Chris Carey: Well, I think the approach to the books that [writer] Howard Overman took, which was not to do straight adaptations, as we’ve said earlier – what the hope is, because there’s only two-and-a-half books, is that we can cherry pick little bits from them over many, many episodes. Because, as fans of the books know, they’re full of rich, rich detail. And because of the way Dirk processes information, they’ll find their way in, regardless of how obscure they might be.
In the pilot alone, there are lots of little art direction messages from the book for people to pick up on, and hopefully, over the course of the series, we’ll be able to take little bits, and keep doing so for a lot longer than if Dirk Gently had been adapted straight from the books.
SM: I did an adaptation of Watership Down a few years ago, and we got through the book in the first four episodes. We ended up making five series. We did lots of “Dad, I’m gay” scenes with rabbits. [profuse laughter] I mean, where do you go?
So, we want to make the book go as far as possible.
On that note, why this project above others, and what does it need for it to be commissioned?
SM: Why this project? Adams is one of our finest writers, I think. I’m not particularly a sci-fi fan, but I think his genius is that he speaks to everybody. His books go otherworldly, but because they’re specifically about Britain…
They sucker in the non-sci-fi fan…
SM: Oh, they totally do. They’re so witty and they’re so clever. They have so much heart. I’m not sure that he’s really been successfully… well, Hitchhiker’s is a different thing. But nobody’s given Dirk a proper go, and it’s so different from those other detective shows. I can’t believe my luck that it hasn’t been done before.
I’m pleased that I’m now old enough to play him!
CC: One of our reasons for doing Dirk Gently was that it hasn’t been done before, but also because it’s great to do new things. It’s great to do a project that we haven’t had on television before. There are a lot of things that have been commissioned that are very marvellous, but they’re often new versions of things we’ve seen before.
There’s nothing more exciting than thinking, “I wonder how this will go.”
The form of Douglas Adams’ writing takes in lots of long sentences that double back on themselves. Surely that aspect was quite difficult to take across.
SM: That’s a good point, and the reason why you need good writers like Howard, who has the guts and the talent to take it by the scruff of the neck and go, “I’m going to make my own version of this.” Because, like you said, you couldn’t simply pick it up and translate it. So, that was our first smart move was to get Howard involved.
Adams always said the problem with trying to write a plot was that his characters would take on a life of their own, and say, “I don’t want to do it that way. I want to have a drink somewhere…”

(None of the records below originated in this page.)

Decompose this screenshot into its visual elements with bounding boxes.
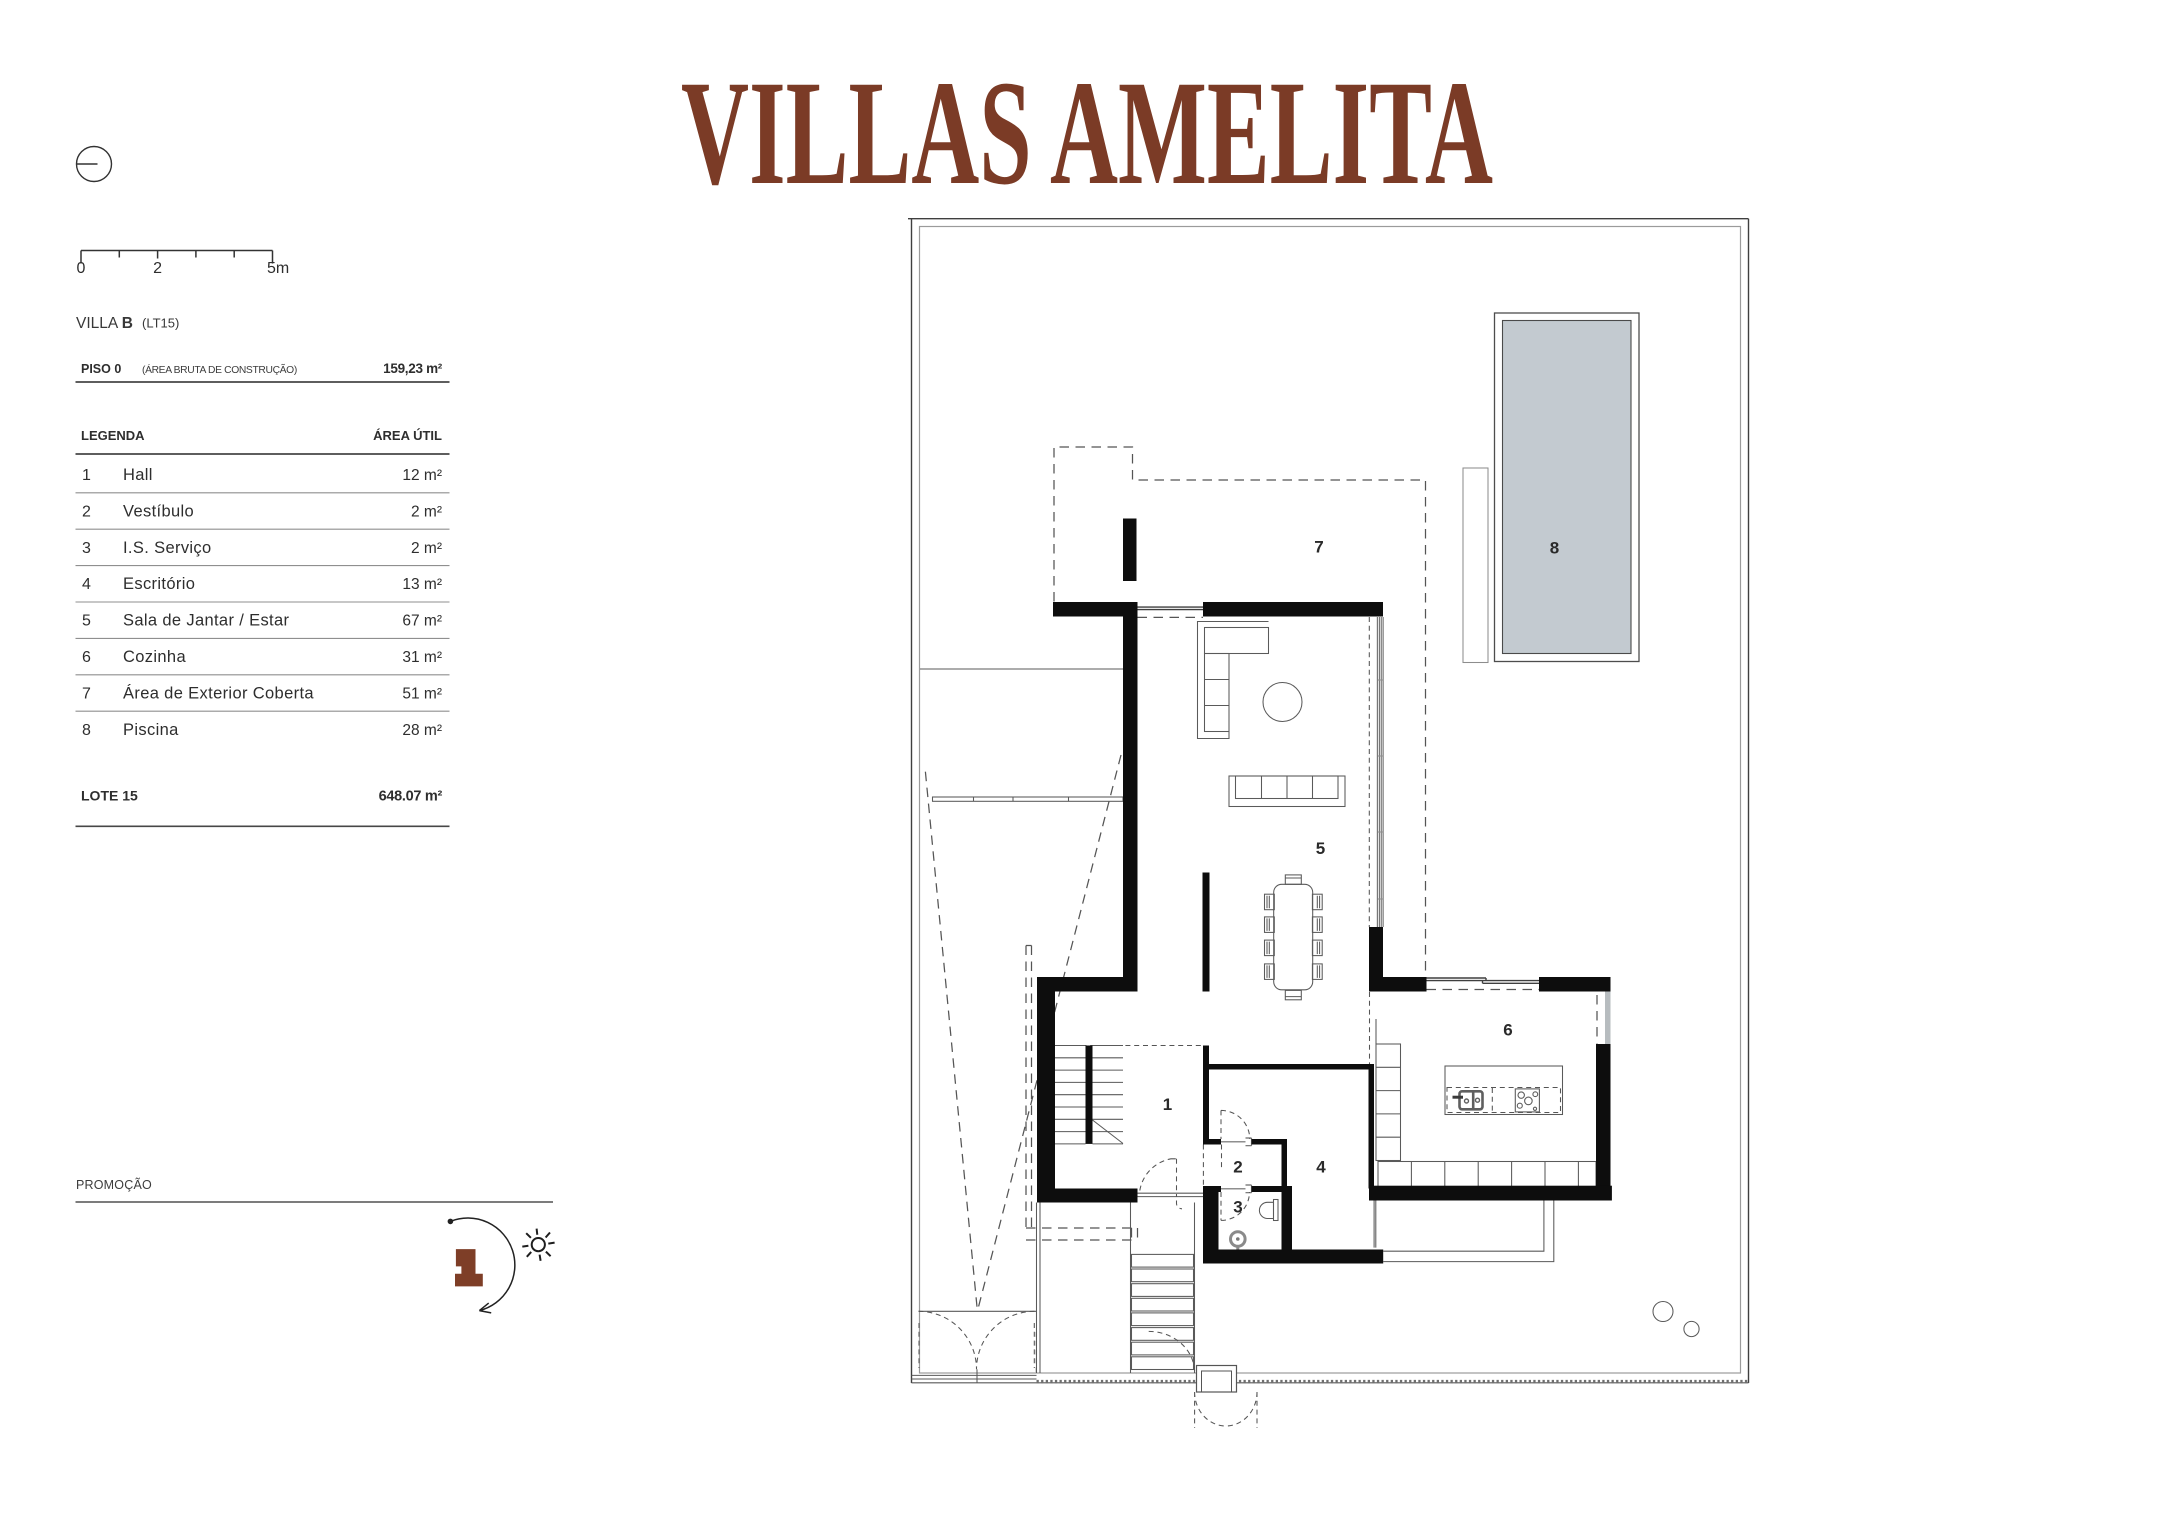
svg-text:28 m²: 28 m² xyxy=(402,722,442,739)
svg-text:Área de Exterior Coberta: Área de Exterior Coberta xyxy=(123,683,314,702)
svg-text:31 m²: 31 m² xyxy=(402,649,442,666)
svg-text:8: 8 xyxy=(1550,539,1559,558)
svg-text:7: 7 xyxy=(82,685,91,702)
svg-text:Hall: Hall xyxy=(123,466,153,484)
svg-text:159,23 m²: 159,23 m² xyxy=(383,361,443,376)
svg-text:(LT15): (LT15) xyxy=(142,316,179,331)
svg-text:7: 7 xyxy=(1314,538,1323,557)
svg-text:LEGENDA: LEGENDA xyxy=(81,428,145,443)
svg-text:ÁREA ÚTIL: ÁREA ÚTIL xyxy=(373,428,442,443)
svg-text:648.07 m²: 648.07 m² xyxy=(379,789,443,805)
svg-text:6: 6 xyxy=(1503,1021,1512,1040)
svg-text:5: 5 xyxy=(1316,839,1325,858)
svg-text:3: 3 xyxy=(1233,1198,1242,1217)
svg-text:67 m²: 67 m² xyxy=(402,613,442,630)
svg-text:2: 2 xyxy=(153,260,162,277)
svg-text:Cozinha: Cozinha xyxy=(123,648,186,666)
svg-text:0: 0 xyxy=(77,260,86,277)
svg-text:5: 5 xyxy=(82,613,91,630)
svg-text:Piscina: Piscina xyxy=(123,721,179,739)
svg-text:Sala de Jantar / Estar: Sala de Jantar / Estar xyxy=(123,612,290,630)
svg-text:LOTE 15: LOTE 15 xyxy=(81,788,138,804)
svg-text:VILLA B: VILLA B xyxy=(76,315,133,332)
svg-text:VILLAS AMELITA: VILLAS AMELITA xyxy=(681,50,1493,216)
svg-text:5m: 5m xyxy=(267,260,289,277)
svg-text:6: 6 xyxy=(82,649,91,666)
svg-text:2 m²: 2 m² xyxy=(411,540,442,557)
svg-text:I.S. Serviço: I.S. Serviço xyxy=(123,539,212,557)
svg-text:1: 1 xyxy=(1163,1095,1172,1114)
svg-text:2 m²: 2 m² xyxy=(411,503,442,520)
svg-text:13 m²: 13 m² xyxy=(402,576,442,593)
svg-text:(ÁREA BRUTA DE CONSTRUÇÃO): (ÁREA BRUTA DE CONSTRUÇÃO) xyxy=(142,363,297,376)
svg-text:Vestíbulo: Vestíbulo xyxy=(123,502,194,520)
svg-text:4: 4 xyxy=(82,576,91,593)
svg-text:1: 1 xyxy=(82,467,91,484)
svg-text:2: 2 xyxy=(1233,1158,1242,1177)
svg-text:4: 4 xyxy=(1316,1158,1326,1177)
svg-text:12 m²: 12 m² xyxy=(402,467,442,484)
svg-text:8: 8 xyxy=(82,722,91,739)
svg-text:3: 3 xyxy=(82,540,91,557)
svg-text:PROMOÇÃO: PROMOÇÃO xyxy=(76,1178,152,1192)
svg-text:2: 2 xyxy=(82,503,91,520)
svg-text:51 m²: 51 m² xyxy=(402,685,442,702)
svg-text:Escritório: Escritório xyxy=(123,575,195,593)
svg-text:PISO 0: PISO 0 xyxy=(81,362,121,376)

SM: And didn’t he often write without knowing where the story would go next? Particularly the early ones.
Was Dirk Gently all filmed in London?
SM: London and other planets. No, it was all filmed in London.
HB: No it wasn’t! [laughs]
SM: Oh, no. It was Bristol. We’re in London now. There’s no real difference. It’s all connected. [laughs]
Stephen Mangan, Helen Baxendale, Darren Boyd, and Chris Carey, thank you very much!